Bellary, India — Until recently, this iron-ore mining district in southern India was a byword for cronyism and plunder. Now it represents redemption, though not everyone is cheering.
It was steel that made Bellary a boomtown; steel sought by China in the run-up to the 2008 Olympic Games. As demand soared, prices leapt 15-fold. Indians who cut corners and mined illegally while the government looked away got rich, including a modern-day robber baron named Gali Janardhana Reddy, whose 60-room mansion stood out among his spoils.
A government crackdown in 2011 shuttered the mines in the name of lawbreaking and corruption, and led to a prison sentence for Reddy, accused of treating Bellary like his private fiefdom.
But now other barons are back and unapologetically so. Their rebound reflects complicated attitudes about ambition, corruption and the law in an India where uneven enforcement of rules has fueled the rise of a new wealthy class in fields such as mining and real estate.
In a district election campaign underway here in the southern state of Karnataka, the candidates include a millionaire named Anil Lad, whose mining licenses were recently canceled for irregularities, as well as dozens of candidates fielded by a new political party launched by Somashekar Reddy, the mansion builder’s older brother.
“Yes, my brother mined illegally, but everybody did it openly at that time; such was the lure of the Chinese market,” the elder Reddy said. “The local economy got a boost because of our mining activities. I tell the voters, ‘When my brother went to jail, the goddess of wealth left thousands of Bellary homes, too.’ ”

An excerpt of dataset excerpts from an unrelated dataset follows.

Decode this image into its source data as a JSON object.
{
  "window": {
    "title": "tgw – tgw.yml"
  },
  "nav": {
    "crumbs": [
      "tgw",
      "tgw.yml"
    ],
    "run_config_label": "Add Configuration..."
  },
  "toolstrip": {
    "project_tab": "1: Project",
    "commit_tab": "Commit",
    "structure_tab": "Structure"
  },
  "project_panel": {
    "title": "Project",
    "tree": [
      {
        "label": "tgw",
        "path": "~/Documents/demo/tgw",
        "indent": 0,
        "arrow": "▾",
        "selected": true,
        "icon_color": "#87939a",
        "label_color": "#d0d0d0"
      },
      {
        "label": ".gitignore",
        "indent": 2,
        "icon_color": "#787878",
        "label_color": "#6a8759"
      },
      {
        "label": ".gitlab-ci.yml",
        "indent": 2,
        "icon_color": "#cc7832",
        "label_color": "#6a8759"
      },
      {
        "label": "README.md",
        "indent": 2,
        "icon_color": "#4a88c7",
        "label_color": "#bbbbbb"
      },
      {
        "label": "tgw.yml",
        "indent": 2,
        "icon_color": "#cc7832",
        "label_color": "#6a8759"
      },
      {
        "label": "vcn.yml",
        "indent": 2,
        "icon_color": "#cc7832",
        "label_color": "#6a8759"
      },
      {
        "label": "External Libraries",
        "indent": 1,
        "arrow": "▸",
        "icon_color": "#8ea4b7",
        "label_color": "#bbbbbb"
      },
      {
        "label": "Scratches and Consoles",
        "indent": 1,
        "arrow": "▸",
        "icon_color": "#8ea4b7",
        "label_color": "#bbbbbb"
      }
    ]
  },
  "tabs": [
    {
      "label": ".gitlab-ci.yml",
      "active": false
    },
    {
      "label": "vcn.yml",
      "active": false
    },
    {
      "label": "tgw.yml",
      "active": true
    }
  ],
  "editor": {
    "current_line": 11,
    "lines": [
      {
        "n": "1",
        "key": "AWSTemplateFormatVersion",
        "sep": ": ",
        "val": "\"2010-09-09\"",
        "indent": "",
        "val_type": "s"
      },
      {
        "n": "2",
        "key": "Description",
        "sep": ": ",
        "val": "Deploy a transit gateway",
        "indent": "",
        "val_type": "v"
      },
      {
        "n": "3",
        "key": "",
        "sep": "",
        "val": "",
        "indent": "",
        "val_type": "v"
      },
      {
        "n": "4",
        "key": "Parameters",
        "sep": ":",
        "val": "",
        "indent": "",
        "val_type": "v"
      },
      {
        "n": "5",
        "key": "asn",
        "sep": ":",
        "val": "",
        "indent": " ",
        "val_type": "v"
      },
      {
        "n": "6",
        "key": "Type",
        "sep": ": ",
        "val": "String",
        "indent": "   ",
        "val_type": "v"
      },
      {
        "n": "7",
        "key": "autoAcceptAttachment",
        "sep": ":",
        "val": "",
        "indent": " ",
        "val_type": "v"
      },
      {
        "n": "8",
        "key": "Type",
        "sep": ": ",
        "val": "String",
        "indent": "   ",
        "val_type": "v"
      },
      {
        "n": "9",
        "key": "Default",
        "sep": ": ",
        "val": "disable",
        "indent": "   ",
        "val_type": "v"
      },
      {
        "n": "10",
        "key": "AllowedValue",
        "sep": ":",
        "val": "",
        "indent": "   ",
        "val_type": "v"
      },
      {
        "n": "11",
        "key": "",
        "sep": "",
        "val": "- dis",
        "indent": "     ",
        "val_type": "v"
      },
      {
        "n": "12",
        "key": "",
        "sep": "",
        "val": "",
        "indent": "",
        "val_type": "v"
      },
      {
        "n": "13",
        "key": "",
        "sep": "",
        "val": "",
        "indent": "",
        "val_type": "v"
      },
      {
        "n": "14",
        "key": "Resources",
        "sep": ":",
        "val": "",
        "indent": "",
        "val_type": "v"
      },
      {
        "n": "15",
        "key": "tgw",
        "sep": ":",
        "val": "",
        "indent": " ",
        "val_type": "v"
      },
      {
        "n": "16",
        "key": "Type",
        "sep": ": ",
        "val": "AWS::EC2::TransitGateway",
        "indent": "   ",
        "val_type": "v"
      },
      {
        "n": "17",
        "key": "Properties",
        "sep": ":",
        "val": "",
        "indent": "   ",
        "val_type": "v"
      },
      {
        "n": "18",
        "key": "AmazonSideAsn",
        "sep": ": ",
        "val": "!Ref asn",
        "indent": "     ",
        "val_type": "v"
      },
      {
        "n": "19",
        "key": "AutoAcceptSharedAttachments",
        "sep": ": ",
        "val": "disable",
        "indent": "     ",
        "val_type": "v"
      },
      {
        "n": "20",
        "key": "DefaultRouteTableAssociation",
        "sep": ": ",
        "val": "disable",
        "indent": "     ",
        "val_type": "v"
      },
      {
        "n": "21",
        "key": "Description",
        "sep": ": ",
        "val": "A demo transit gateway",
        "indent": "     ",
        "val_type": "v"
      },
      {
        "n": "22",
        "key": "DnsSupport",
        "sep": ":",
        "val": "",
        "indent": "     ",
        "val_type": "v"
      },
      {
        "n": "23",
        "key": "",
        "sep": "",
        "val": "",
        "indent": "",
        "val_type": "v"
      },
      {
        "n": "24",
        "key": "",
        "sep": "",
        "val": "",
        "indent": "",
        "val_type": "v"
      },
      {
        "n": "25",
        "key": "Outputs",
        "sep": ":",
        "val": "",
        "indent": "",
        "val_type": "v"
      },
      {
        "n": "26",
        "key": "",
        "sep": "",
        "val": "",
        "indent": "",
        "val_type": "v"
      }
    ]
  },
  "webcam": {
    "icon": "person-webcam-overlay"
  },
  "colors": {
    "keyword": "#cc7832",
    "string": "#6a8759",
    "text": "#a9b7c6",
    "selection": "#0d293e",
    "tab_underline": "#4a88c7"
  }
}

As the fourth-largest producer of iron ore in the world, India has tolerated a broad range of illegal and reckless mining over the past two decades, a period that has seen poor regulation and oversight. The ore has fed steel production not just in China, but also in India, with its own soaring pace of construction.
In Bellary, a sleepy district known previously for searing heat, swirling red dust and locally made jeans, some residents look back on the boom years with nostalgia. The iron-ore explosion may have come at big environmental cost, as measured in the razing of forests and the ruin of old water channels, they say, but new jobs and businesses flourished, roads were built and banks, hotels and insurance agencies opened.
“We could afford to eat meat in every meal, even though our lungs were full of mining dust, everybody coughed all the time and our eyes burnt,” said Kumarasamy Kuruba from Taranagar village, a heavily built, sarong-wearing man who operated the excavator in a mine for 11 years.